There’s a recent Forbes article on “Why Amazon Can’t Make A Kindle In the USA”
It is quite interesting and people can learn a lot from Steve Denning about management. The article is a bit problematic though. The issue is probably more that the tone and content are misleading than that the fundamental ideas are totally off.
For one Dell makes a lot more money than Asus in profits and has as many employees. Its market cap is still much larger than Asus.
The implication of the article is that the Kindle probably couldn’t be made in any one country. (Interestingly too Germany still makes the machines that make the machines. Japan and the US do too.)
The classic essay ‘I, Pencil’ from 1958 talks about how no one can make a pencil.
This is true about the international economy.
Apple is winning because it banks on designing its products in California and getting them built abroad. I don’t think they’re an exception at all. They’re the exemplar.
The author is right about throughput accounting though. Most companies don’t realize that this is an important way to help the align their business with customer demand. People should learn more about the Theory of Constraints www.scribd.com/doc/24192653/TOC-and-Mises . They’ve shown that many management theories apply bad economic theory – though they don’t approach it from the perspective of economic theory. (They complement the Austrian School quite well.)
I think his article is a bit misleading. It is true companies should not give up their core competency. However Dell could have grown more by creating more products that wow consumers and outsourced much of the production. That’s what Apple does.
He doesn’t seem to fully account for opportunity costs. Dell can find only so many workers. It is wasteful to use them to make things Asus can make IF it can find other useful thing for them to do. On a national scale this is true – expanding companies will bid up the price of US workers. This makes companies in older technology sectors less willing to hire many of them.
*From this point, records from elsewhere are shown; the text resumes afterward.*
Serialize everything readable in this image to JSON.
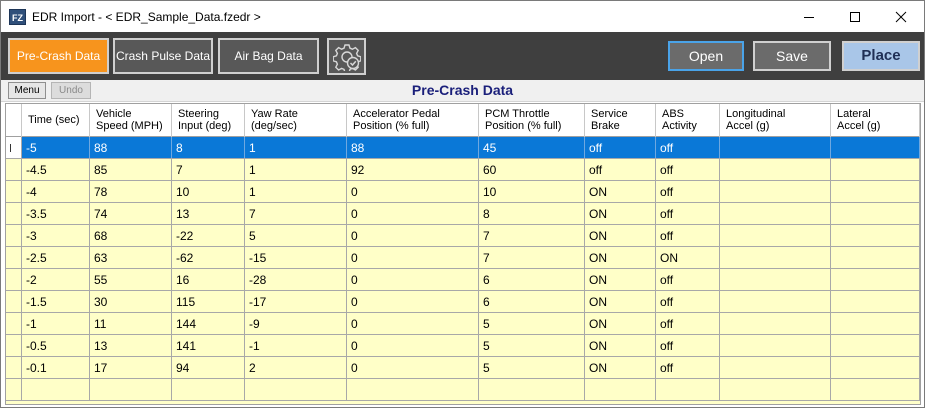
{
  "window": {
    "icon_text": "FZ",
    "title": "EDR Import - < EDR_Sample_Data.fzedr >"
  },
  "toolbar": {
    "tabs": [
      "Pre-Crash Data",
      "Crash Pulse Data",
      "Air Bag Data"
    ],
    "active_tab": "Pre-Crash Data",
    "open_label": "Open",
    "save_label": "Save",
    "place_label": "Place"
  },
  "subbar": {
    "menu_label": "Menu",
    "undo_label": "Undo",
    "section_title": "Pre-Crash Data"
  },
  "colors": {
    "accent_orange": "#f7941d",
    "selection_blue": "#0a78d7",
    "grid_background": "#ffffc8",
    "place_button": "#a9c6e8",
    "section_title": "#1a1f7a"
  },
  "table": {
    "columns": [
      [
        "Time (sec)"
      ],
      [
        "Vehicle",
        "Speed (MPH)"
      ],
      [
        "Steering",
        "Input (deg)"
      ],
      [
        "Yaw Rate",
        "(deg/sec)"
      ],
      [
        "Accelerator Pedal",
        "Position (% full)"
      ],
      [
        "PCM Throttle",
        "Position (% full)"
      ],
      [
        "Service",
        "Brake"
      ],
      [
        "ABS",
        "Activity"
      ],
      [
        "Longitudinal",
        "Accel (g)"
      ],
      [
        "Lateral",
        "Accel (g)"
      ]
    ],
    "selected_row": 0,
    "rows": [
      [
        "-5",
        "88",
        "8",
        "1",
        "88",
        "45",
        "off",
        "off",
        "",
        ""
      ],
      [
        "-4.5",
        "85",
        "7",
        "1",
        "92",
        "60",
        "off",
        "off",
        "",
        ""
      ],
      [
        "-4",
        "78",
        "10",
        "1",
        "0",
        "10",
        "ON",
        "off",
        "",
        ""
      ],
      [
        "-3.5",
        "74",
        "13",
        "7",
        "0",
        "8",
        "ON",
        "off",
        "",
        ""
      ],
      [
        "-3",
        "68",
        "-22",
        "5",
        "0",
        "7",
        "ON",
        "off",
        "",
        ""
      ],
      [
        "-2.5",
        "63",
        "-62",
        "-15",
        "0",
        "7",
        "ON",
        "ON",
        "",
        ""
      ],
      [
        "-2",
        "55",
        "16",
        "-28",
        "0",
        "6",
        "ON",
        "off",
        "",
        ""
      ],
      [
        "-1.5",
        "30",
        "115",
        "-17",
        "0",
        "6",
        "ON",
        "off",
        "",
        ""
      ],
      [
        "-1",
        "11",
        "144",
        "-9",
        "0",
        "5",
        "ON",
        "off",
        "",
        ""
      ],
      [
        "-0.5",
        "13",
        "141",
        "-1",
        "0",
        "5",
        "ON",
        "off",
        "",
        ""
      ],
      [
        "-0.1",
        "17",
        "94",
        "2",
        "0",
        "5",
        "ON",
        "off",
        "",
        ""
      ]
    ]
  }
}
U.S. Manufacturing is still huge – it just requires less workers. Also many workers may be vital but don’t count as traditional manufacturing workers. How would you count a bunch of highly paid engineers who manage a highly automated factory?
His point too is really about management – not so much manufacturing.
The key is not so much decreasing costs, as increasing the productive capacity of your assets to produce more goods and services that people will pay for. That’s throughput accounting and his real point. (In a sense though this can imply decreasing costs by finding unproductive uses assets and re-allocating those assets.)
Sometimes that means outsourcing though. Microsoft has or had a very profitable group that had few employees – they designed keyboards and mice etc. and outsourced all production. It was a good use of Microsoft’s assets to outsource.